2. Conoce tus puntos máximos y mínimos: Es importante que sepas hasta donde puedes o no llevar la negociación. Es decir, si tienes un presupuesto (en caso de compra) o un stock (en caso de venta) limitados, intenta siempre obtener el mayor provecho con lo que tienes a tu disposición ya que comprometerse a más de lo que uno puede para no perder al cliente, socio o proveedor, por lo general, termina mal.


3. Aprende a escuchar: Siempre será importante estar abierto a escuchar (no necesariamente aceptar o acatar) lo que la persona de en frente tiene que decir. La mayoría de las veces, el ser receptivos nos puede ayudar a tomar mejores decisiones, ya sea para cerrar el negocio o para no llevarlo a cabo (recuerda que, en ocasiones, “el pez muere por su propia boca”).


4. Controla tus emociones: Es posible que te llegues a encontrar con personas con las que se vuelve sumamente difícil negociar. En ocasiones tu podrás decidir si dejas o no la mesa de negociación, sin embargo, existirán otros escenarios en los que la decisión no estará en ti.

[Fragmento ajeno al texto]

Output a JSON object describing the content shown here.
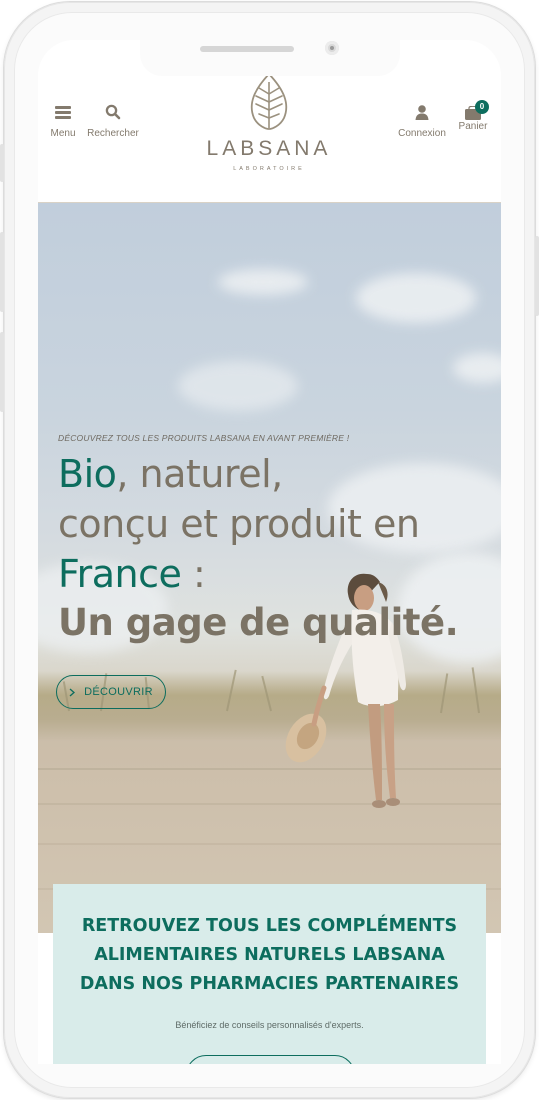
{
  "header": {
    "menu_label": "Menu",
    "search_label": "Rechercher",
    "account_label": "Connexion",
    "cart_label": "Panier",
    "cart_count": "0",
    "brand_name": "LABSANA",
    "brand_tagline": "LABORATOIRE"
  },
  "hero": {
    "eyebrow": "DÉCOUVREZ TOUS LES PRODUITS LABSANA EN AVANT PREMIÈRE !",
    "headline_accent_1": "Bio",
    "headline_part_1": ", naturel,",
    "headline_part_2": "conçu et produit en",
    "headline_accent_2": "France",
    "headline_part_3": " :",
    "headline_bold": "Un gage de qualité.",
    "cta_label": "DÉCOUVRIR"
  },
  "pharmacies": {
    "title": "RETROUVEZ TOUS LES COMPLÉMENTS ALIMENTAIRES NATURELS LABSANA DANS NOS PHARMACIES PARTENAIRES",
    "subtitle": "Bénéficiez de conseils personnalisés d'experts."
  },
  "colors": {
    "accent": "#0d6d5e",
    "brand_taupe": "#837a6d",
    "panel_bg": "#d9ecea"
  },
  "icons": [
    "hamburger-menu-icon",
    "search-icon",
    "user-icon",
    "cart-icon",
    "leaf-logo-icon",
    "chevron-right-icon"
  ]
}
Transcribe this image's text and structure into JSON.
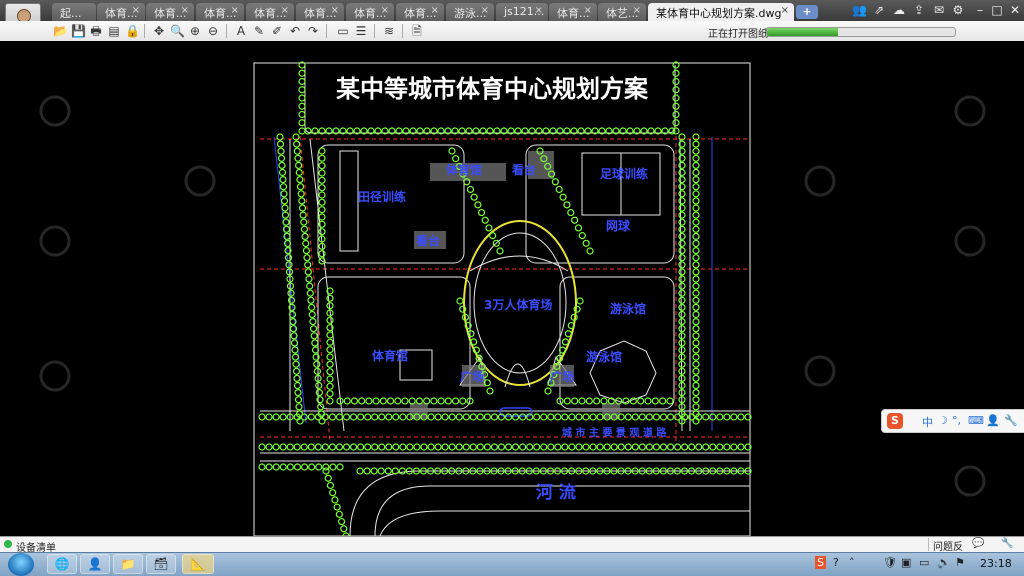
{
  "tabs": [
    {
      "label": "起..."
    },
    {
      "label": "体育..."
    },
    {
      "label": "体育..."
    },
    {
      "label": "体育..."
    },
    {
      "label": "体育..."
    },
    {
      "label": "体育..."
    },
    {
      "label": "体育..."
    },
    {
      "label": "体育..."
    },
    {
      "label": "游泳..."
    },
    {
      "label": "js121..."
    },
    {
      "label": "体育..."
    },
    {
      "label": "体艺..."
    },
    {
      "label": "某体育中心规划方案.dwg",
      "active": true
    }
  ],
  "new_tab_label": "+",
  "toolbar": {
    "status_text": "正在打开图纸",
    "progress": 0.38
  },
  "drawing": {
    "title": "某中等城市体育中心规划方案",
    "labels": {
      "athletics": "田径训练",
      "gym_top": "体育馆",
      "small_top": "看台",
      "football": "足球训练",
      "tennis": "网球",
      "stand": "看台",
      "stadium": "3万人体育场",
      "swim_top": "游泳馆",
      "gym": "体育馆",
      "swim": "游泳馆",
      "plaza_left": "广场",
      "plaza_right": "广场",
      "road": "城 市 主 要 景 观 道 路",
      "river": "河  流"
    }
  },
  "ime": {
    "mode": "中",
    "moon": "☽",
    "dot": "°,"
  },
  "status_bar": {
    "device_label": "设备清单",
    "feedback": "问题反馈"
  },
  "taskbar": {
    "clock": "23:18"
  },
  "colors": {
    "accent": "#2f9b25",
    "cad_green": "#7cff3a",
    "cad_blue": "#3344ff",
    "cad_red": "#ff2222",
    "cad_yellow": "#ffe033"
  }
}
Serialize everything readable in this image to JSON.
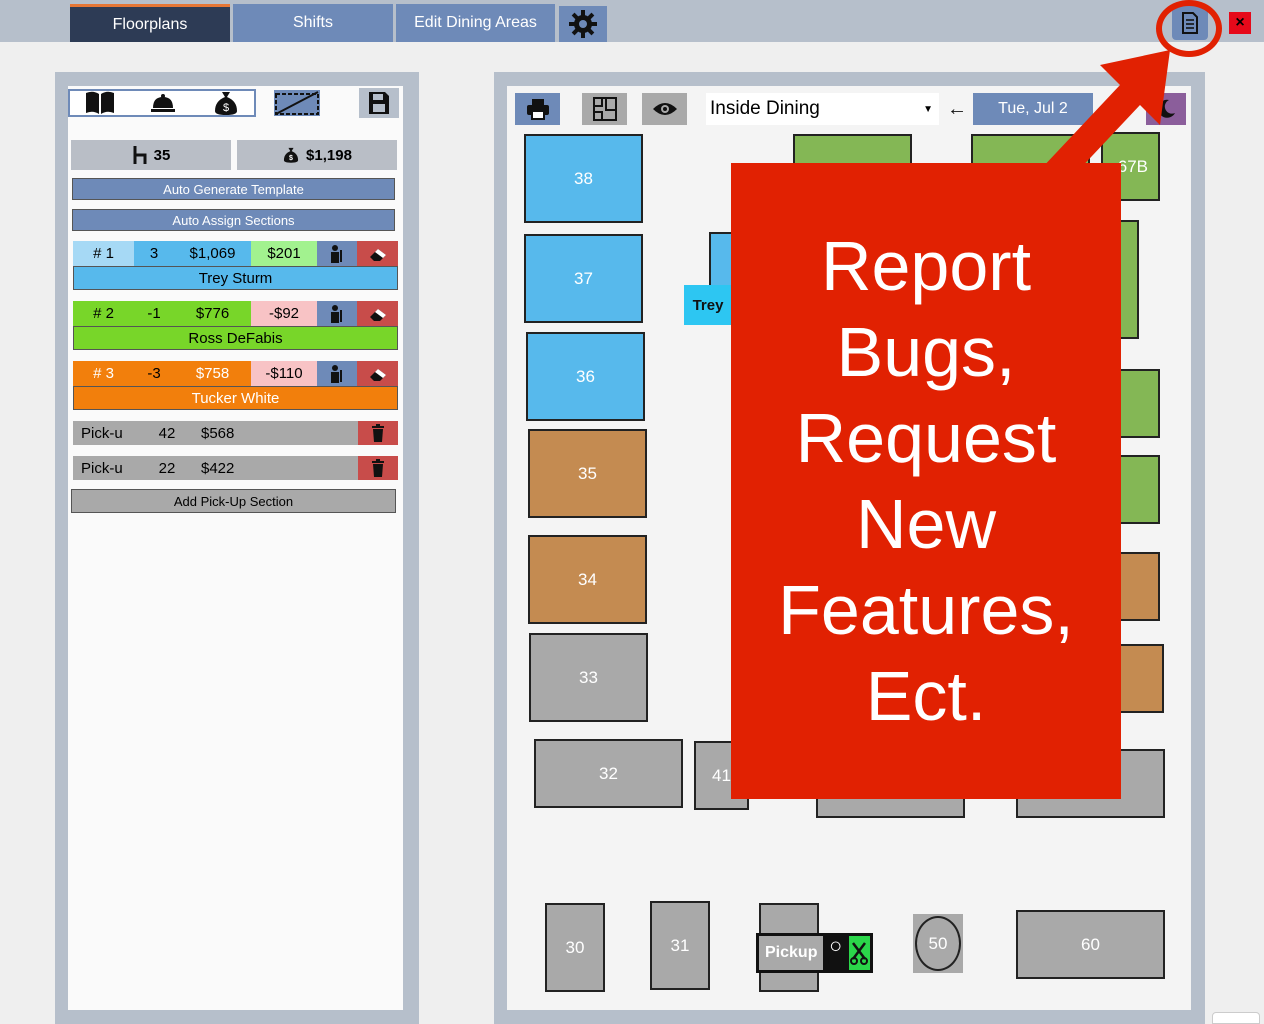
{
  "nav": {
    "tabs": [
      {
        "label": "Floorplans"
      },
      {
        "label": "Shifts"
      },
      {
        "label": "Edit Dining Areas"
      }
    ],
    "settings_icon": "gear-icon",
    "report_icon": "document-icon",
    "close_label": "×"
  },
  "sidebar": {
    "icons": [
      "book-icon",
      "cloche-icon",
      "money-bag-icon",
      "stairs-icon",
      "save-icon"
    ],
    "covers": "35",
    "sales": "$1,198",
    "auto_generate_label": "Auto Generate Template",
    "auto_assign_label": "Auto Assign Sections",
    "sections": [
      {
        "number": "# 1",
        "count": "3",
        "sales": "$1,069",
        "diff": "$201",
        "server": "Trey Sturm"
      },
      {
        "number": "# 2",
        "count": "-1",
        "sales": "$776",
        "diff": "-$92",
        "server": "Ross DeFabis"
      },
      {
        "number": "# 3",
        "count": "-3",
        "sales": "$758",
        "diff": "-$110",
        "server": "Tucker White"
      }
    ],
    "pickups": [
      {
        "label": "Pick-u",
        "count": "42",
        "sales": "$568"
      },
      {
        "label": "Pick-u",
        "count": "22",
        "sales": "$422"
      }
    ],
    "add_pickup_label": "Add Pick-Up Section"
  },
  "floor": {
    "area_select": "Inside Dining",
    "date": "Tue, Jul 2",
    "server_tag": "Trey",
    "pickup_tag": "Pickup",
    "tables": {
      "t38": "38",
      "t37": "37",
      "t36": "36",
      "t35": "35",
      "t34": "34",
      "t33": "33",
      "t32": "32",
      "t41": "41",
      "t67b": "67B",
      "t30": "30",
      "t31": "31",
      "t50": "50",
      "t60": "60"
    }
  },
  "annotation": {
    "text_lines": [
      "Report",
      "Bugs,",
      "Request",
      "New",
      "Features,",
      "Ect."
    ]
  },
  "colors": {
    "nav_active": "#2d3b55",
    "nav_tab": "#6e8ab8",
    "section_1": "#57b9ec",
    "section_2": "#78d629",
    "section_3": "#f27f0c",
    "callout_red": "#e12102"
  }
}
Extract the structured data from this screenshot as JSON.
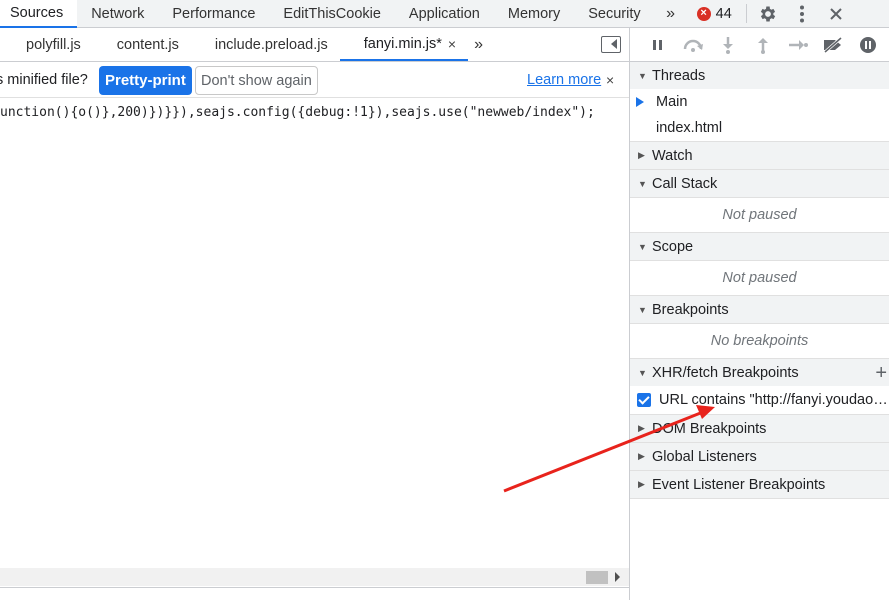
{
  "top_tabs": [
    "Sources",
    "Network",
    "Performance",
    "EditThisCookie",
    "Application",
    "Memory",
    "Security"
  ],
  "more_tabs_label": "»",
  "error_count": "44",
  "error_icon_glyph": "×",
  "file_tabs": {
    "items": [
      "polyfill.js",
      "content.js",
      "include.preload.js"
    ],
    "active": "fanyi.min.js*",
    "close_glyph": "×",
    "more_label": "»"
  },
  "infobar": {
    "message": "s minified file?",
    "pretty_print": "Pretty-print",
    "dont_show": "Don't show again",
    "learn_more": "Learn more",
    "close_glyph": "×"
  },
  "code_line": "unction(){o()},200)})}}),seajs.config({debug:!1}),seajs.use(\"newweb/index\");",
  "debugger": {
    "threads": {
      "title": "Threads",
      "items": [
        "Main",
        "index.html"
      ]
    },
    "watch_title": "Watch",
    "call_stack": {
      "title": "Call Stack",
      "empty": "Not paused"
    },
    "scope": {
      "title": "Scope",
      "empty": "Not paused"
    },
    "breakpoints": {
      "title": "Breakpoints",
      "empty": "No breakpoints"
    },
    "xhr": {
      "title": "XHR/fetch Breakpoints",
      "add_glyph": "+",
      "item": "URL contains \"http://fanyi.youdao.com/translate_o?smartresult=dict&smartresult=rule\""
    },
    "dom_title": "DOM Breakpoints",
    "global_title": "Global Listeners",
    "event_title": "Event Listener Breakpoints"
  },
  "colors": {
    "accent": "#1a73e8",
    "error": "#d93025",
    "annotation": "#e8231c"
  }
}
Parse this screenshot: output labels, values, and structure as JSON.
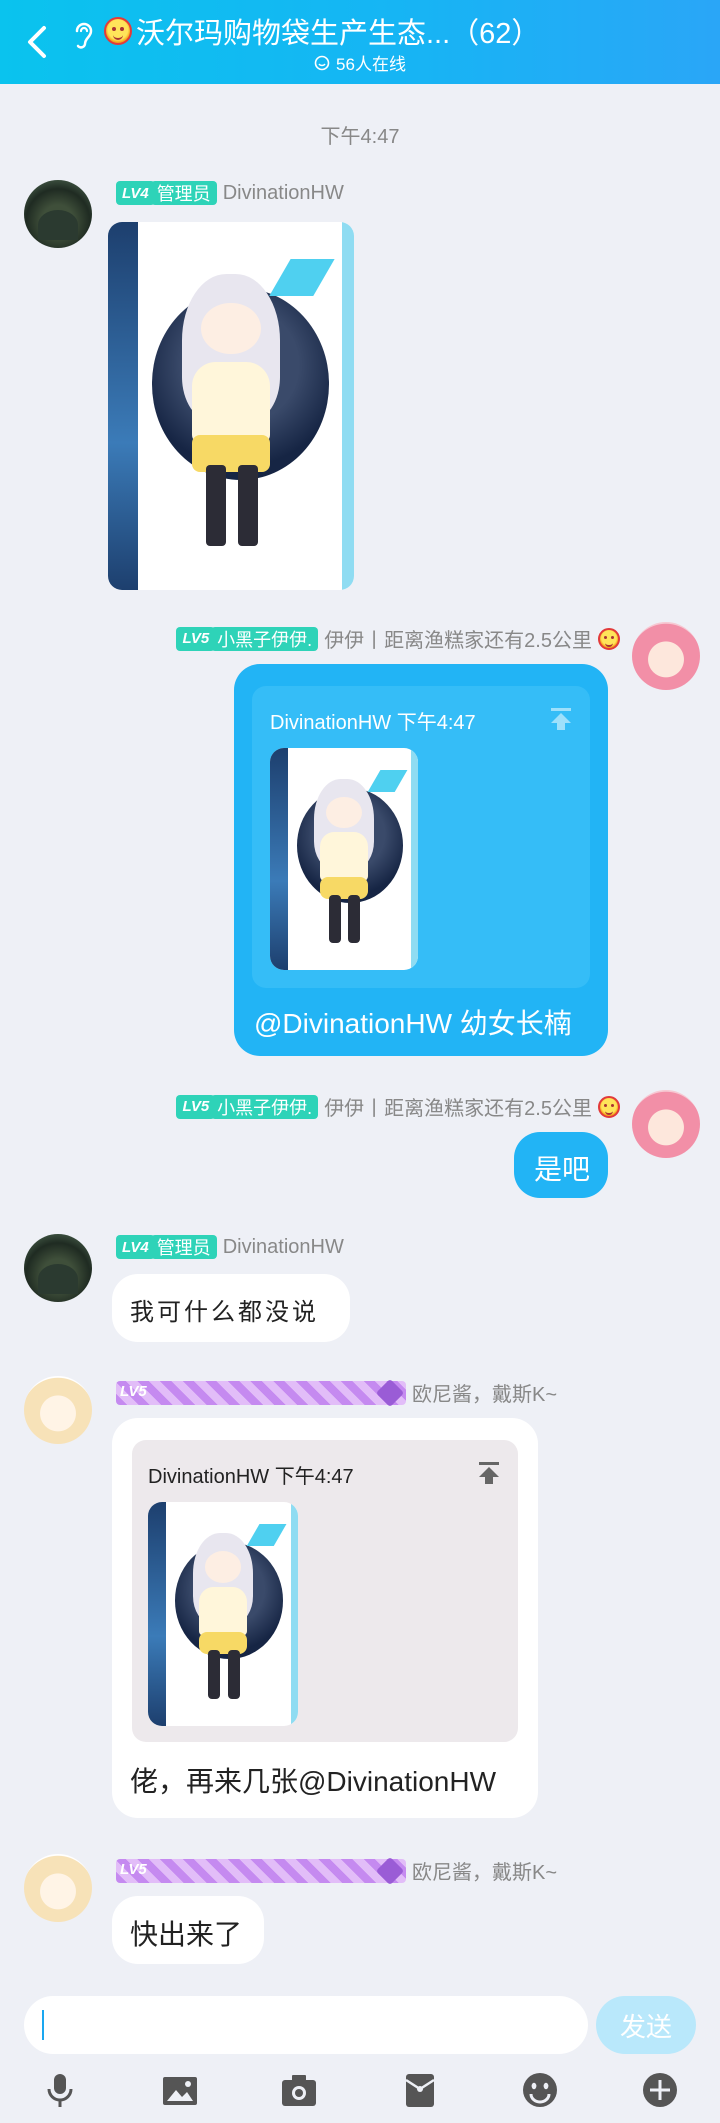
{
  "header": {
    "title": "沃尔玛购物袋生产生态...（62）",
    "online": "56人在线"
  },
  "time_separator": "下午4:47",
  "messages": {
    "m1": {
      "level": "LV4",
      "title": "管理员",
      "name": "DivinationHW"
    },
    "m2": {
      "level": "LV5",
      "title": "小黑子伊伊.",
      "name": "伊伊丨距离渔糕家还有2.5公里",
      "quote_head": "DivinationHW 下午4:47",
      "text": "@DivinationHW 幼女长楠"
    },
    "m3": {
      "level": "LV5",
      "title": "小黑子伊伊.",
      "name": "伊伊丨距离渔糕家还有2.5公里",
      "text": "是吧"
    },
    "m4": {
      "level": "LV4",
      "title": "管理员",
      "name": "DivinationHW",
      "text": "我可什么都没说"
    },
    "m5": {
      "level": "LV5",
      "name": "欧尼酱，戴斯K~",
      "quote_head": "DivinationHW 下午4:47",
      "text": "佬，再来几张@DivinationHW"
    },
    "m6": {
      "level": "LV5",
      "name": "欧尼酱，戴斯K~",
      "text": "快出来了"
    }
  },
  "input": {
    "placeholder": "",
    "send_label": "发送"
  },
  "toolbar": {
    "icons": [
      "microphone-icon",
      "image-icon",
      "camera-icon",
      "red-packet-icon",
      "emoji-icon",
      "plus-icon"
    ]
  },
  "colors": {
    "header": "#16b5f4",
    "my_bubble": "#22b4f5",
    "level_tag": "#2ed3b8",
    "purple_tag": "#c58af0"
  }
}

Sea cual sea la situación, intenta siempre mantener la calma y una buena cara (la educación siempre será nuestra mejor arma).


5. No hables por hablar: Es importante saber qué es lo que podemos comunicar y de qué manera se hace. Retomando un poco el punto anterior, hablar de más puede jugar un papel negativo en nuestra contra.



6. Si no es necesario, evita interrumpir: Simplemente es una regla de etiqueta. A nadie le gusta que no lo dejen terminar ideas o propuestas. Sin embargo, podrás hacerlo solo si es algo sumamente necesario, un ejemplo podría ser que sin esa interrupción la negociación podría cambiar de rumbo.


7. Haz todas las preguntas que necesites: Evitando interrumpir, estructura tus preguntas, no te las guardes. No entender o estar desinformado siempre jugará en tu contra.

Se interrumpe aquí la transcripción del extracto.